Re: [PATCH 0/2] tracing: Have trace_pid_list be a sparse array

From: Masami Hiramatsu
Date: Fri Sep 24 2021 - 09:36:13 EST


On Fri, 24 Sep 2021 09:16:27 -0400
Steven Rostedt <rostedt@xxxxxxxxxxx> wrote:

> On Fri, 24 Sep 2021 12:51:07 +0200
> Eugene Syromyatnikov <evgsyr@xxxxxxxxx> wrote:
>
> Hi Eugene,
>
> > Note that there is only one top-level chunk (so its size doesn't
> > matter much), (usually) about one middle-tier chunk (except for some
> > heavy cases, since pids are allocated linearly), and quite some
> > lower-tier bitset leaves. So I'd optimise towards smaller leaves at
> > the expense of middle-tier (and especially top-tier) chunk size
> > (especially considering the fact that in the kernel, buddy allocator
> > is used), like 12-8-12 or something like that, but I have no factual
>
> What I really like about my 8 8 14 split I have, it makes everything 2K in
> size on 64 bit machines (1K 1K 2K for 32 bit, but who cares ;-)
>
> 1 << 8 * 8 bytes = 2K // top tiers are pointers to lower tiers
> 1 << 14 bits = 2K // lower tier only cares about bits
>
> This means they will likely all be allocated in the same slab.
>
> I'm optimizing the top tiers for size, because they are likely to be empty.
> Why add memory for something that will never be used, and can't be removed.
> Note, the middle and lower tiers can be reused when they go empty, which is
> a likely use case (at least when I test this using hackbench).
>
> > basis for arguing about specific split. Also, I cannot resist from
> > noticing that this reminds me an awful lot of XArray and [1]. Maybe,
> > some wrapper around XArray would do?
> >
> > [1] https://gitlab.com/strace/strace/-/raw/master/src/trie.h
> >
>
> I looked into xarray and it appears to be optimized for storing something,
> where as I'm just interested in a sparse bitmask.

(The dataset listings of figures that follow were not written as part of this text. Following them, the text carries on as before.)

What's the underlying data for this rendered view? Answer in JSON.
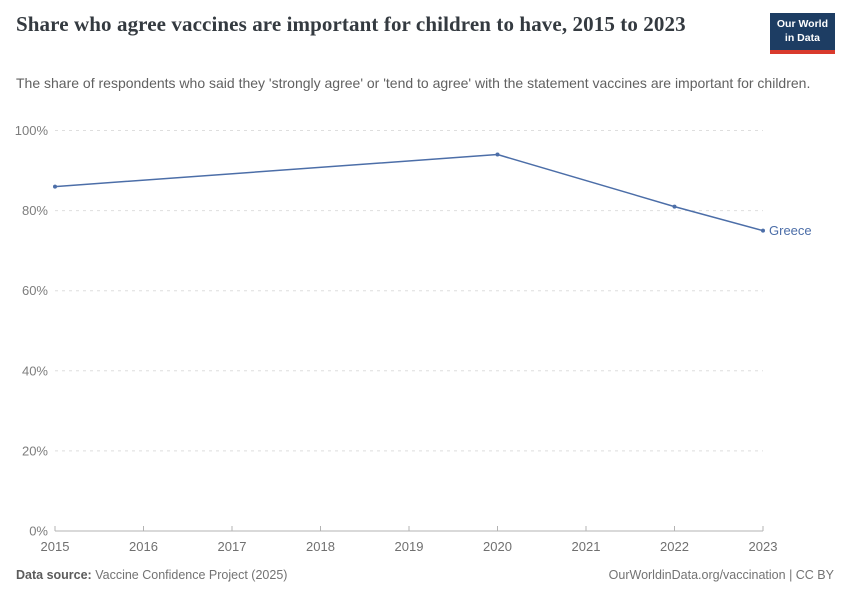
{
  "header": {
    "title": "Share who agree vaccines are important for children to have, 2015 to 2023",
    "subtitle": "The share of respondents who said they 'strongly agree' or 'tend to agree' with the statement vaccines are important for children.",
    "logo": {
      "line1": "Our World",
      "line2": "in Data",
      "bg_color": "#1d3d63",
      "bar_color": "#d93a2d"
    }
  },
  "chart_data": {
    "type": "line",
    "title": "Share who agree vaccines are important for children to have, 2015 to 2023",
    "x": [
      2015,
      2020,
      2022,
      2023
    ],
    "series": [
      {
        "name": "Greece",
        "color": "#4c6ea8",
        "values": [
          86,
          94,
          81,
          75
        ]
      }
    ],
    "x_ticks": [
      2015,
      2016,
      2017,
      2018,
      2019,
      2020,
      2021,
      2022,
      2023
    ],
    "y_ticks": [
      0,
      20,
      40,
      60,
      80,
      100
    ],
    "y_tick_suffix": "%",
    "xlim": [
      2015,
      2023
    ],
    "ylim": [
      0,
      100
    ],
    "xlabel": "",
    "ylabel": "",
    "grid": "horizontal-dashed",
    "legend": "inline-end-label",
    "grid_color": "#dedede",
    "axis_color": "#b3b3b3"
  },
  "footer": {
    "source_label": "Data source:",
    "source_text": " Vaccine Confidence Project (2025)",
    "right_text": "OurWorldinData.org/vaccination | CC BY"
  }
}
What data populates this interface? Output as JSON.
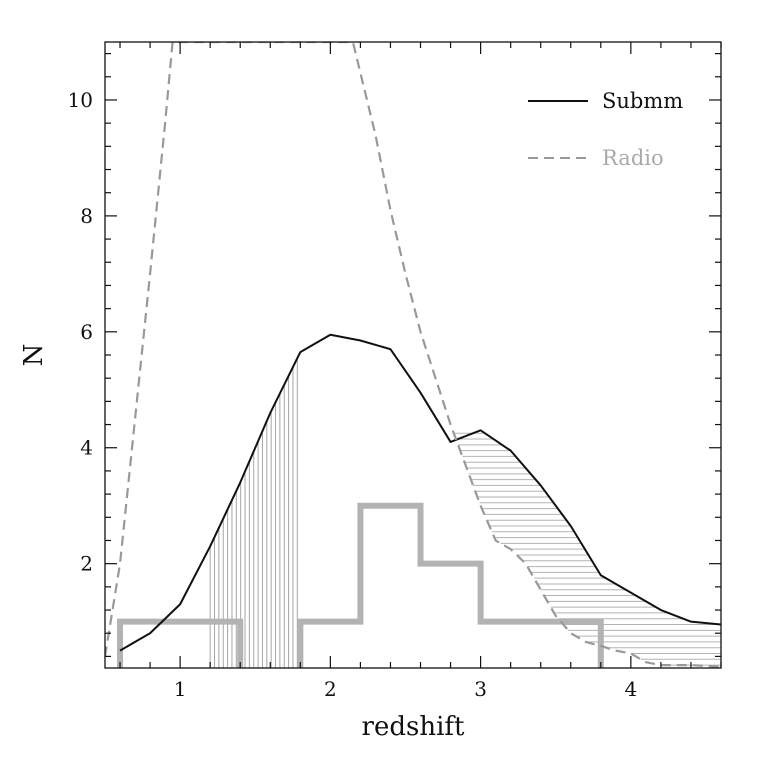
{
  "chart_data": {
    "type": "line",
    "xlabel": "redshift",
    "ylabel": "N",
    "xlim": [
      0.5,
      4.6
    ],
    "ylim": [
      0.2,
      11.0
    ],
    "x_ticks_major": [
      1,
      2,
      3,
      4
    ],
    "x_tick_labels": [
      "1",
      "2",
      "3",
      "4"
    ],
    "y_ticks_major": [
      2,
      4,
      6,
      8,
      10
    ],
    "y_tick_labels": [
      "2",
      "4",
      "6",
      "8",
      "10"
    ],
    "x_minor_step": 0.2,
    "y_minor_step": 0.4,
    "legend": {
      "position": "top-right",
      "entries": [
        {
          "label": "Submm",
          "style": "solid",
          "color": "#111111"
        },
        {
          "label": "Radio",
          "style": "dashed",
          "color": "#999999"
        }
      ]
    },
    "series": [
      {
        "name": "Submm",
        "style": "solid",
        "color": "#111111",
        "x": [
          0.6,
          0.8,
          1.0,
          1.2,
          1.4,
          1.6,
          1.8,
          2.0,
          2.2,
          2.4,
          2.6,
          2.8,
          3.0,
          3.2,
          3.4,
          3.6,
          3.8,
          4.0,
          4.2,
          4.4,
          4.6
        ],
        "y": [
          0.5,
          0.8,
          1.3,
          2.3,
          3.4,
          4.6,
          5.65,
          5.95,
          5.85,
          5.7,
          4.95,
          4.1,
          4.3,
          3.95,
          3.35,
          2.65,
          1.8,
          1.5,
          1.2,
          1.0,
          0.95
        ]
      },
      {
        "name": "Radio",
        "style": "dashed",
        "color": "#999999",
        "x": [
          0.5,
          0.6,
          0.7,
          0.8,
          0.9,
          0.95,
          2.15,
          2.3,
          2.4,
          2.5,
          2.6,
          2.7,
          2.8,
          2.9,
          3.0,
          3.1,
          3.2,
          3.3,
          3.4,
          3.5,
          3.6,
          3.7,
          3.8,
          3.9,
          4.0,
          4.1,
          4.2,
          4.4,
          4.6
        ],
        "y": [
          0.4,
          2.0,
          4.5,
          7.0,
          9.6,
          11.0,
          11.0,
          9.4,
          8.1,
          7.0,
          6.0,
          5.2,
          4.4,
          3.7,
          3.0,
          2.4,
          2.25,
          2.0,
          1.55,
          1.1,
          0.8,
          0.65,
          0.58,
          0.5,
          0.45,
          0.3,
          0.25,
          0.25,
          0.22
        ]
      }
    ],
    "histogram": {
      "color": "#b3b3b3",
      "bins": [
        {
          "x0": 0.6,
          "x1": 1.4,
          "value": 1
        },
        {
          "x0": 1.4,
          "x1": 1.8,
          "value": 0
        },
        {
          "x0": 1.8,
          "x1": 2.2,
          "value": 1
        },
        {
          "x0": 2.2,
          "x1": 2.6,
          "value": 3
        },
        {
          "x0": 2.6,
          "x1": 3.0,
          "value": 2
        },
        {
          "x0": 3.0,
          "x1": 3.8,
          "value": 1
        }
      ]
    },
    "shaded_regions": [
      {
        "type": "vertical_hatch",
        "x_range": [
          1.2,
          1.78
        ],
        "bottom": 0.2,
        "top_series": "Submm"
      },
      {
        "type": "horizontal_hatch",
        "x_range": [
          2.67,
          4.6
        ],
        "bottom_series": "Radio",
        "top_series": "Submm"
      }
    ]
  }
}
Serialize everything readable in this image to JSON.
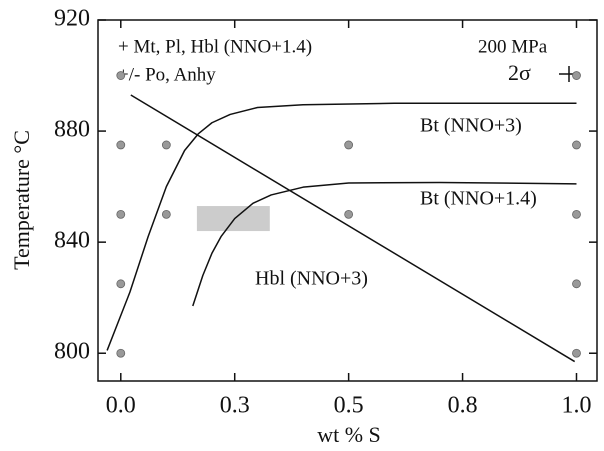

I guess he suggested that store the bitmask in xarray. Anyway, both are
OK to me. This is needed for reducing the memory.

Thank you,

>
> Thanks for the review.
>
> Note, I'll be posting a v3 soon because I found if I echo 1<<30 into
> set_event_pid, it adds 0 (because it only looks at the bottom 30 bits).
> It should really return -EINVAL.
>
> -- Steve


--
Masami Hiramatsu <mhiramat@xxxxxxxxxx>